ATI LPN
ATI PN Comprehensive Predictor 2020
1. A nurse is caring for a client who delivered a full-term newborn 16 hours ago. The nurse notes excessive lochia discharge. Which of the following actions should the nurse take first?
- A. Administer pain medication
- B. Perform a fundal massage
- C. Check the baby's heart rate
- D. Apply an ice pack
Correct answer: B
Rationale: Performing a fundal massage is the priority action in a postpartum client experiencing excessive lochia discharge. Fundal massage helps prevent postpartum hemorrhage by ensuring the uterus contracts effectively. Administering pain medication, checking the baby's heart rate, and applying an ice pack are not the initial interventions needed to address excessive lochia discharge.
2. A nurse is reinforcing teaching about cane use for a client with left-leg weakness. What should the nurse instruct the client to do?
- A. Use the cane on the weak side
- B. Maintain two points of support on the ground at all times
- C. Advance the cane 30 to 45 cm with each step
- D. Advance the cane and the strong leg simultaneously
Correct answer: B
Rationale: The correct answer is B: Maintain two points of support on the ground at all times. When using a cane for left-leg weakness, the client should hold the cane in the right hand and advance the cane and the weak leg simultaneously. This technique provides the necessary support and stability. Option A is incorrect because the cane should be used on the side opposite the weakness to provide support. Option C is incorrect as advancing the cane too far with each step may cause the client to lose balance. Option D is incorrect because advancing the cane and the strong leg simultaneously does not provide the needed support for the weakened leg.
3. A nurse in a provider's office is collecting data from a preschooler. Which of the following findings should the nurse report to the provider?
- A. Heart rate 80/min
- B. Heart rate 90/min
- C. Respiratory rate 28/min
- D. Heart rate 146/min
Correct answer: D
Rationale: A heart rate of 146/min is abnormal for a preschooler and indicates tachycardia, which should be reported to the provider. Choices A, B, and C fall within normal ranges for a preschooler's heart rate (80-120/min) and respiratory rate (22-34/min), so they do not require immediate reporting. Option D is the correct answer as it deviates significantly from the normal range and may indicate an underlying health issue that needs attention.
4. A client is given morphine 6 mg IV push for postoperative pain. Following administration of this drug, the nurse observes the following: pulse 68, respirations 8, BP 100/68, client sleeping quietly. Which of the following nursing actions is MOST appropriate?
- A. Allow the client to sleep undisturbed
- B. Administer oxygen via facemask or nasal prongs
- C. Administer naloxone (Narcan)
- D. Place epinephrine 1:1,000 at the bedside
Correct answer: C
Rationale: The correct answer is to administer naloxone (Narcan). The client's vital signs indicate opioid-induced respiratory depression, which is a potential side effect of morphine. Naloxone is used to reverse the effects of opioids, particularly to restore normal respiratory function. Administering oxygen alone (Choice B) may not address the underlying cause of respiratory depression. Allowing the client to sleep undisturbed (Choice A) is inappropriate when signs of respiratory depression are present. Epinephrine (Choice D) is not indicated in this situation and is not used to reverse opioid effects.

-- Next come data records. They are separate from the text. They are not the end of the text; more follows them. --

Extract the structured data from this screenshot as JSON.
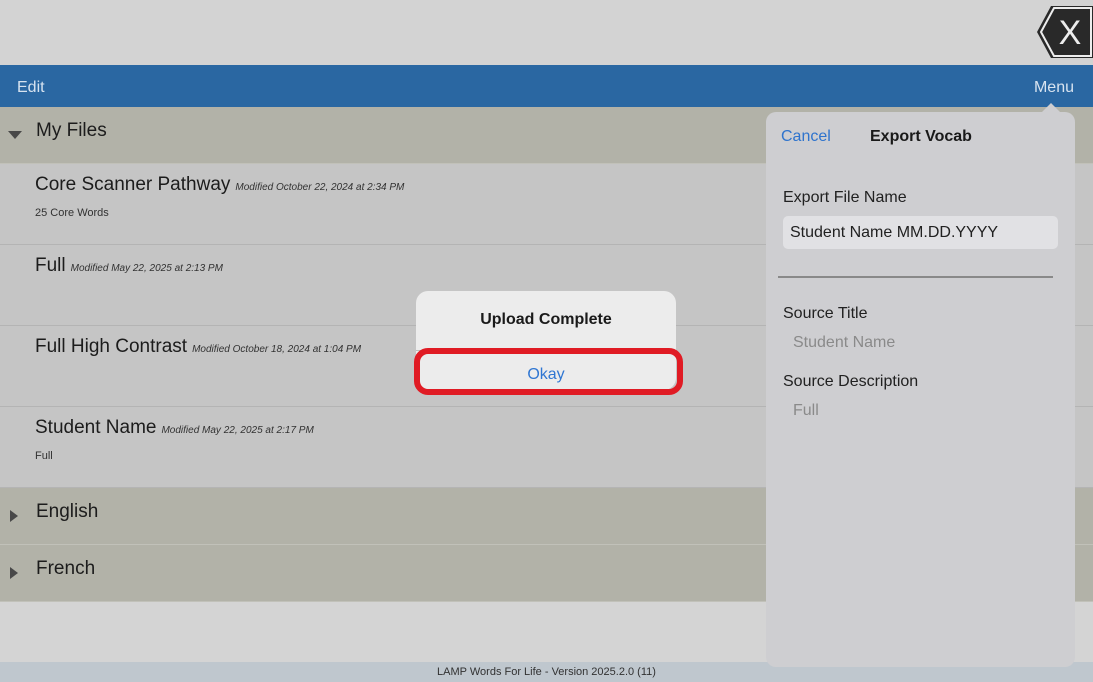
{
  "navbar": {
    "edit_label": "Edit",
    "menu_label": "Menu"
  },
  "close_button": {
    "label": "X"
  },
  "sections": [
    {
      "title": "My Files",
      "expanded": true
    },
    {
      "title": "English",
      "expanded": false
    },
    {
      "title": "French",
      "expanded": false
    }
  ],
  "files": [
    {
      "title": "Core Scanner Pathway",
      "modified": "Modified October 22, 2024 at 2:34 PM",
      "subtitle": "25 Core Words"
    },
    {
      "title": "Full",
      "modified": "Modified May 22, 2025 at 2:13 PM",
      "subtitle": ""
    },
    {
      "title": "Full High Contrast",
      "modified": "Modified October 18, 2024 at 1:04 PM",
      "subtitle": ""
    },
    {
      "title": "Student Name",
      "modified": "Modified May 22, 2025 at 2:17 PM",
      "subtitle": "Full"
    }
  ],
  "popover": {
    "cancel_label": "Cancel",
    "title": "Export Vocab",
    "file_name_label": "Export File Name",
    "file_name_value": "Student Name MM.DD.YYYY",
    "source_title_label": "Source Title",
    "source_title_value": "Student Name",
    "source_description_label": "Source Description",
    "source_description_value": "Full"
  },
  "alert": {
    "title": "Upload Complete",
    "okay_label": "Okay"
  },
  "footer": {
    "version_text": "LAMP Words For Life - Version 2025.2.0 (11)"
  },
  "colors": {
    "navbar": "#2b6aa6",
    "accent_blue": "#2f76d2",
    "highlight_red": "#e01b24"
  }
}
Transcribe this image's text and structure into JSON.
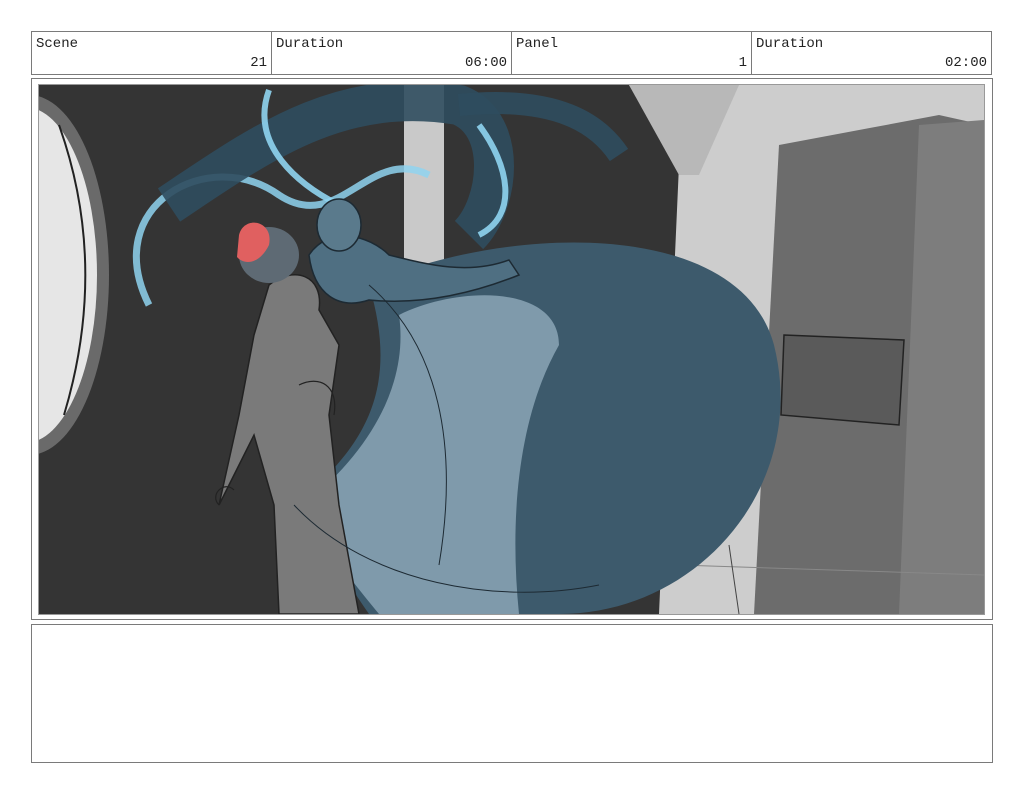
{
  "header": {
    "scene_label": "Scene",
    "scene_value": "21",
    "scene_duration_label": "Duration",
    "scene_duration_value": "06:00",
    "panel_label": "Panel",
    "panel_value": "1",
    "panel_duration_label": "Duration",
    "panel_duration_value": "02:00"
  },
  "notes": {
    "text": ""
  },
  "colors": {
    "frame_border": "#7a7a7a",
    "background_dark": "#333333",
    "wall_light": "#cfcfcf",
    "cloak_dark": "#3b5566",
    "cloak_light": "#7a95a5",
    "glow": "#8fd4f0",
    "hair_red": "#e06060"
  }
}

5. A nurse is collecting data from a client who has a newly applied cast to the right lower extremity. Which of the following findings should the nurse expect?
- A. Capillary refill of 1 second
- B. Capillary refill of 5 seconds
- C. Pitting edema
- D. Shortness of breath
Correct answer: B
Rationale: When assessing a client with a newly applied cast, the nurse should expect a capillary refill of approximately 2 seconds, as this indicates adequate circulation. A capillary refill longer than 3 seconds suggests impaired circulation, which is abnormal. Therefore, a capillary refill of 5 seconds is the finding the nurse should expect. Pitting edema and shortness of breath are not typically directly related to a newly applied cast and should not be expected findings in this scenario.